7. Einigkeit besteht darüber, dass im Falle eines schweizerischen Schrittes gegenüber Hanoi13 auf die Herstellung eines diplomatischen Gleichgewichts zwischen Nord und Süd geachtet werden muss. Wir können dem Süden nicht weniger geben als dem Norden. Botschafter Schnyder denkt an eine ständige Präsenz im Norden, Botschafter Rossetti sieht die Lösung eher in vermehrten Reisen seiner selbst sowie seiner Mitarbeiter, wenn er einmal akkreditiert sein wird. Die Botschaft Peking müsste dann um eine Einheit verstärkt werden.

8. Wenn etwas geschehen soll, dann möglichst rasch. Abzuklären ist vordringlich die verfassungsmässige Kompetenz des Bundesrates.

Mit der voranschreitenden Vietnamisierung des Krieges ist die Möglichkeit nicht von der Hand zu weisen, dass auch Südvietnam in Zukunft eine Art Hallstein-Doktrin entwickeln wird.

1
Notiz: CH-BAR#E2001E#1980/83#4478* (B.15.11). Kopien an P. Micheli, E. Thalmann, F. Schnyder, R. Probst, O. Rossetti, R. Hartmann, A. Janner, A. Natural und F. Châtelain.
2
Bericht des Bundesrates an die Bundesversammlung über die Richtlinien für die Regierungspolitik in der Legislaturperiode 1968–1971 vom 15. Mai 1968, BBl, 1970, I, S. 1204–1248, bes.

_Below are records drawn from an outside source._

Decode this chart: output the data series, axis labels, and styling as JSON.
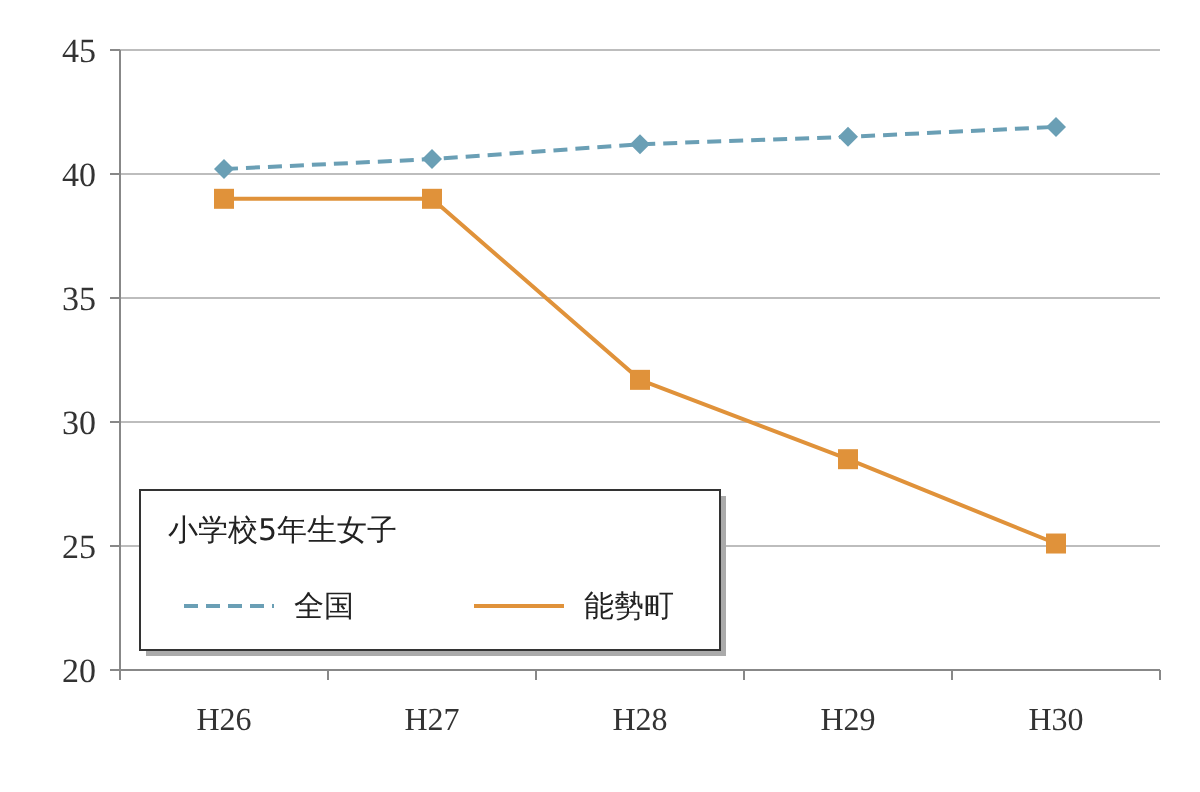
{
  "chart_data": {
    "type": "line",
    "categories": [
      "H26",
      "H27",
      "H28",
      "H29",
      "H30"
    ],
    "series": [
      {
        "name": "全国",
        "color": "#6a9fb5",
        "values": [
          40.2,
          40.6,
          41.2,
          41.5,
          41.9
        ],
        "marker": "diamond",
        "line_style": "dashed"
      },
      {
        "name": "能勢町",
        "color": "#e0923a",
        "values": [
          39.0,
          39.0,
          31.7,
          28.5,
          25.1
        ],
        "marker": "square",
        "line_style": "solid"
      }
    ],
    "ylim": [
      20,
      45
    ],
    "yticks": [
      20,
      25,
      30,
      35,
      40,
      45
    ],
    "grid": "y",
    "legend": "bottom left",
    "legend_title": "小学校5年生女子"
  }
}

S. 1207 f.
3
Zur Frage der geteilten Staaten vgl. DDS, Bd. 25, Dok. 4, dodis.ch/35862 und Dok. 123, dodis.ch/35861.
4
Politischer Bericht Nr. 7 von R. Hartmann an P. Graber vom 27. August 1970, CH-BAR#E2300-01#1977/28#88* (A.21.31).
5
Vgl. dazu DDS, Bd. 25, Dok. 70, dodis.ch/35607 sowie DDS, Bd. 25, Dok. 149, dodis.ch/35604.
6
Vgl. den Bericht von O. Rossetti vom 20. Februar 1968, dodis.ch/32183 sowie den Bericht von O. Rossetti an W. Spühler vom 18. Juni 1969, dodis.ch/32185.
7
Zu den Bemühungen, Genf als Ort für die Friedensverhandlungen zu positionieren, vgl. DDS, Bd. 24, Dok. 83, dodis.ch/32172.
8
Vgl. dazu DDS, Bd. 24, Dok. 22, dodis.ch/32486, sowie DDS, Bd. 25, Dok. 153, dodis.ch/35785. Allgemein zu den Beziehungen zu Südkorea vgl. die Berichte von M. Leu vom 1. Mai 1972, dodis.ch/36017 sowie dodis.ch/36018.
9
Vgl. dazu DDS, Bd. 24, Dok. 169, dodis.ch/33133.
10
Zu den Wirtschaftsbeziehungen mit Nordkorea vgl. z. B. die Notiz von P.-A. Ramseyer vom 27. März 1972, dodis.ch/36019. Für eine Gegenüberstellung des Aussenhandels mit den geteilten Staaten vgl. die Notiz von R. Baumgartner vom 1. Februar 1972, dodis.ch/34383.
11
Vgl. dazu DDS, Bd. 25, Dok. 152, dodis.ch/35835, Anm. 5.
12
Zur möglichen Aufnahme von diplomatischen Beziehungen mit Nordkorea vgl. DDS, Bd. 25, Dok. 164, dodis.ch/35836 und Dok. 168, dodis.ch/35837.
13
Zu den Beziehungen der Schweiz zu Nordvietnam vgl. DDS, Bd. 25, Dok. 4, dodis.ch/35862 und Dok. 90, dodis.ch/35603.